De modo que la diferencia entre Nicolás Maduro y Leopoldo López, o entre Nicolás Maduro y Jaime Lusinchi, es meramente cuantitativa. Cualitativamente, todos ellos se proclaman socialistas. Asombra que en estos 208 años de vida republicana, solo haya sido Carlos Andrés Pérez el único gobernante que se atrevió, tímidamente, a tientas y cargando con el peso de su mala conciencia, a dar un giro en los viciosos hábitos socialistas, estatistas y estatólatras del país. Y que Miguel Rodríguez haya sido el primer ministro con la lucidez y el coraje suficiente como para implementar un cambio que, de haber encontrado el respaldo de una sana conciencia nacional, no solo nos evitaba esta colosal tragedia humanitaria, sino que nos hubiera puesto a la cabeza del desarrollo continental. Rafael Poleo me aseguró, no sin una muesca de desprecio, que CAP había cometido el monstruoso error de no comprender que para implementar el paquetazo hubiera tenido que seguir la huella del general Pinochet. Una falacia que nos trajo a sufrir de un pinochetazo al revés: una tiranía para ser más pobres, más miserables, más desvalidos y muertos de hambre.
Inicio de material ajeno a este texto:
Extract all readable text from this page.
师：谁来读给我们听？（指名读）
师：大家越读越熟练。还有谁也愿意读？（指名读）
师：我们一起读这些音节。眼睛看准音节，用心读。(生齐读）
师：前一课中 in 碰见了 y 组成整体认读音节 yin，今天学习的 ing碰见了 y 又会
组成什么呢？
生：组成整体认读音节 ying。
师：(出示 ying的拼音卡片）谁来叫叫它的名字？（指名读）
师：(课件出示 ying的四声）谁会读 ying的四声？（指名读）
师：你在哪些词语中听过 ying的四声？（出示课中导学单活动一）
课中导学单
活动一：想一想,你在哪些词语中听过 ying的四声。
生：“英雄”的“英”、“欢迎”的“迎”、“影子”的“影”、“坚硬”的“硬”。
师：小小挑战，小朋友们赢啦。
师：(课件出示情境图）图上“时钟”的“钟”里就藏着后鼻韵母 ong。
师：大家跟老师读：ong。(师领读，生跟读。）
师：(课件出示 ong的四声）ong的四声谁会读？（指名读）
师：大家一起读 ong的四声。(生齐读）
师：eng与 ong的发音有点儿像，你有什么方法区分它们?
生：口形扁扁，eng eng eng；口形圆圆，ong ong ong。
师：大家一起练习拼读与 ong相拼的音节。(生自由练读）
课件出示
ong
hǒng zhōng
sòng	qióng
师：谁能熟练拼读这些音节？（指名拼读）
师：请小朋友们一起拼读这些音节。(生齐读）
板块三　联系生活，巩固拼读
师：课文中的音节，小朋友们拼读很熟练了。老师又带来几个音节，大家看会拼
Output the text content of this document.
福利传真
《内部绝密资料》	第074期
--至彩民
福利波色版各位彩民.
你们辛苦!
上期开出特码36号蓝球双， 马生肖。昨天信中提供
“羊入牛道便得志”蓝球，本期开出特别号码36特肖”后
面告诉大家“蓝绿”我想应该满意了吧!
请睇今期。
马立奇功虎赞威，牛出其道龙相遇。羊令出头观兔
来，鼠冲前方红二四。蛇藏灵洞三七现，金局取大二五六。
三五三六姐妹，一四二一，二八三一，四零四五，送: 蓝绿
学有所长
El socialismo inoculado en el flujo sanguíneo de la sociedad venezolana no pudo tolerar un cambio tan profundo y benéfico como el que pretendía liderar el caudillo de Rubio. Las viejas aristocracias políticas socialistas, enquistadas en AD, Copei y el chiripero, en Fedecámaras y la Iglesia, en la Fuerza Armada y en las Academias, en los 911 abajo firmantes, en las gerencias y redacciones de los medios, en el Parlamento y los sindicatos decidieron condenarlo a muerte y abrirle los portones al socialismo más propio, más auténtico, más legítimo: el sanguinario del castrocomunismo militarista venezolano. Lo estamos pagando. No saldremos del régimen sin una profunda revolución cultural que comprenda, de una vez y para siempre, que el socialismo es miseria, pobreza y muerte. Poco importa si en manos de Diosdado Cabello o de Leopoldo López, de Tareck el Aissami o Henrique Capriles, de Henri Falcón, de Julio Borges o de Henry Ramos Allup. Es hora de comprenderlo o nos hundiremos cada vez más en las honduras de nuestra propia estupidez.